Des maux de tête importants et à répétition sont associés à une présence plus forte de petites lésions cérébrales détectables par imagerie du cerveau (IRM). Pour autant, ils n’augmentent pas le risque de déclin cognitif. Ceci est vrai pour les céphalées classiques comme pour les migraines. Cette conclusion rassurante apportée par des chercheurs de l’Unité mixte Inserm-Université Pierre et Marie Curie, Paris « Neuroépidémiologie », est fondée sur le suivi d’une cohorte de 780 personnes de plus de 65 ans issues de la population générale à Nantes.
Les résultats de cette étude sont publiés ce jour dans la revue British Medical Journal online.
Des travaux récents, notamment l’étude CAMERA, ont examiné par IRM le cerveau des migraineux et ont montré qu’ils présentaient plus souvent des lésions des micro-vaisseaux du cerveau que le reste de la population.
Or, selon plusieurs études, la présence en grande quantité de ce type de lésions cérébrales augmente le risque de détérioration cognitive (raisonnement, mémoire, etc.) et de maladie d’Alzheimer. C’est pourquoi l’équipe de recherche coordonnée par Christophe Tzourio, directeur de l’Unité mixte Inserm-Université Pierre et Marie Curie 708 « Neuroépidémiologie », a fait l’hypothèse que la migraine pourrait « abîmer » le cerveau.
Examens cérébraux par IRM de deux personnes participant à l’étude EVA. A gauche on ne voit pas de lésion détectable. A droite, chez un autre participant de même âge, on visualise de nombreuses lésions en hypersignal (flèches) autour des ventricules et dans la substance blanche profonde. © Inserm, T. Kurth et coll.
Pour tester cette hypothèse, les chercheurs ont évalué l’impact de la migraine sur la cognition. L’équipe a utilisé la cohorte EVA composée de personnes âgées de plus de 65 ans recrutées dans la population générale à Nantes et suivies pendant une dizaine d’années. Des IRM cérébrales ont été pratiquées chez plus de 800 d’entre elles et ces personnes ont également eu un interrogatoire sur leurs céphalées par un neurologue.
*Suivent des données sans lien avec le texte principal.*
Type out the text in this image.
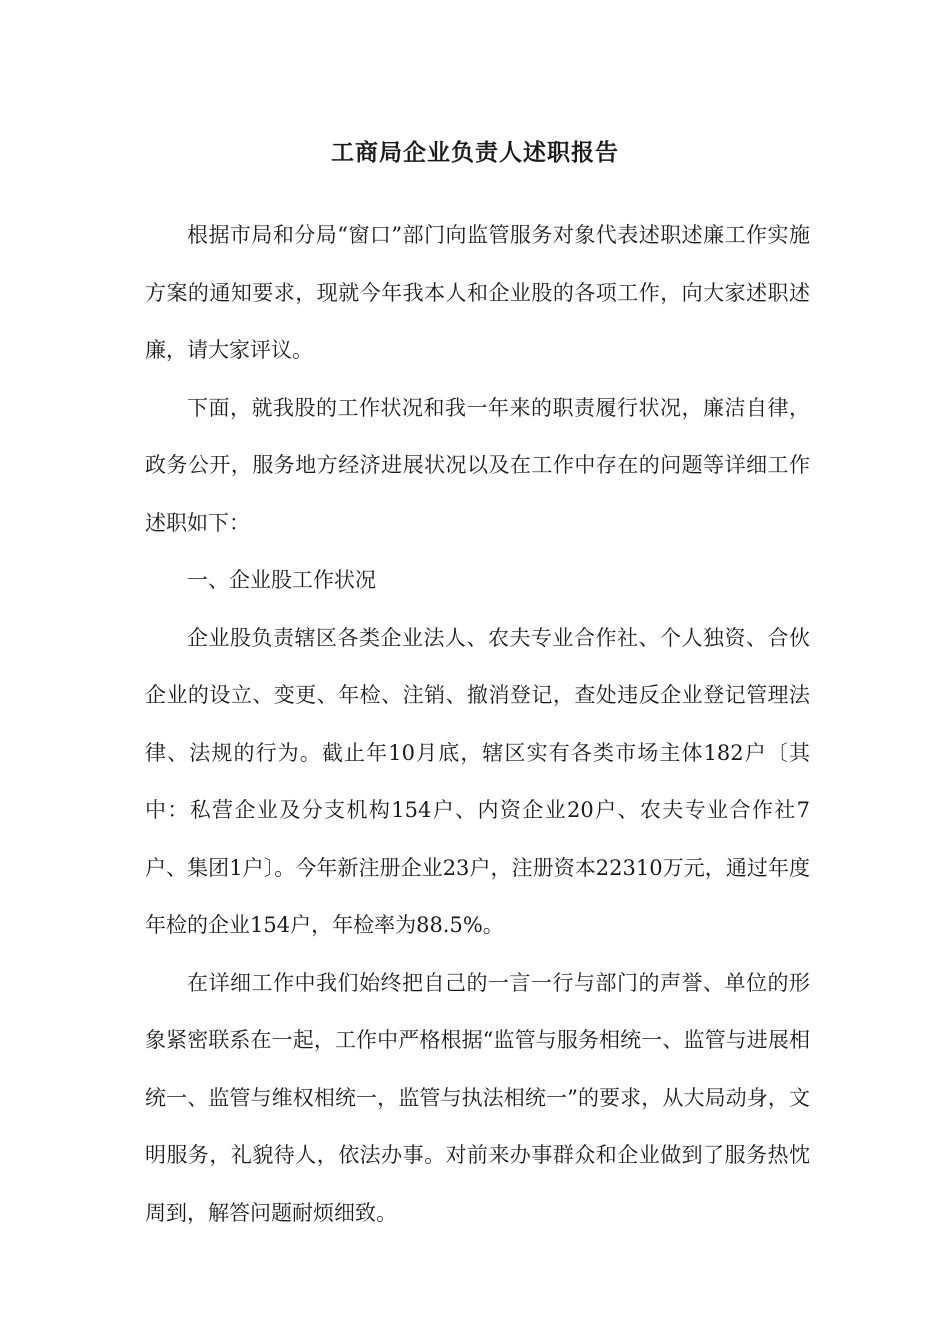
工商局企业负责人述职报告

根据市局和分局“窗口”部门向监管服务对象代表述职述廉工作实施方案的通知要求，现就今年我本人和企业股的各项工作，向大家述职述廉，请大家评议。

下面，就我股的工作状况和我一年来的职责履行状况，廉洁自律，政务公开，服务地方经济进展状况以及在工作中存在的问题等详细工作述职如下：

一、企业股工作状况

企业股负责辖区各类企业法人、农夫专业合作社、个人独资、合伙企业的设立、变更、年检、注销、撤消登记，查处违反企业登记管理法律、法规的行为。截止年10月底，辖区实有各类市场主体182户〔其中：私营企业及分支机构154户、内资企业20户、农夫专业合作社7户、集团1户〕。今年新注册企业23户，注册资本22310万元，通过年度年检的企业154户，年检率为88.5%。

在详细工作中我们始终把自己的一言一行与部门的声誉、单位的形象紧密联系在一起，工作中严格根据“监管与服务相统一、监管与进展相统一、监管与维权相统一，监管与执法相统一”的要求，从大局动身，文明服务，礼貌待人，依法办事。对前来办事群众和企业做到了服务热忱周到，解答问题耐烦细致。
Les tests de cognition effectués portaient sur l’évaluation de l’orientation des volontaires dans le temps et dans l’espace, leur mémoire à court terme ou encore leur capacité et leur rapidité à effectuer correctement des tâches spécifiques.
Les résultats montrent que 21 % des personnes souffrent ou ont souffert de céphalées sévères au cours de leur vie. Pour plus de 70 % d’entre elles, il s’agissait de migraines dont certaines avec aura (voir encadré ci-dessous). Les IRM des participants ayant des céphalées sévères confirment qu’ils ont deux fois plus de risque d’avoir une quantité importante de lésions des micro-vaisseaux cérébraux par rapport aux sujets sans céphalées. En revanche, les scores cognitifs étaient identiques chez les personnes avec ou sans céphalées sévères, qu’ils aient ou non des lésions des micro-vaisseaux cérébraux. Chez les participants ayant une migraine avec aura (2% de l’ensemble de l’échantillon), une augmentation spécifique des infarctus cérébraux silencieux et de certaines lésions a été observée, confirmant ainsi les études précédentes, mais sans atteinte cognitive décelable. « Il s’agit d’un résultat très rassurant pour les nombreuses personnes qui souffrent de migraine. Malgré la présence accrue de lésions des micro-vaisseaux cérébraux, cette pathologie n’augmente pas le risque de déclin cognitif. Nous n’avons donc pas observé de conséquence négative de la migraine sur le cerveau. » conclut Tobias Kurth, premier auteur de cette étude, qui a conçu et réalisé ces analyses.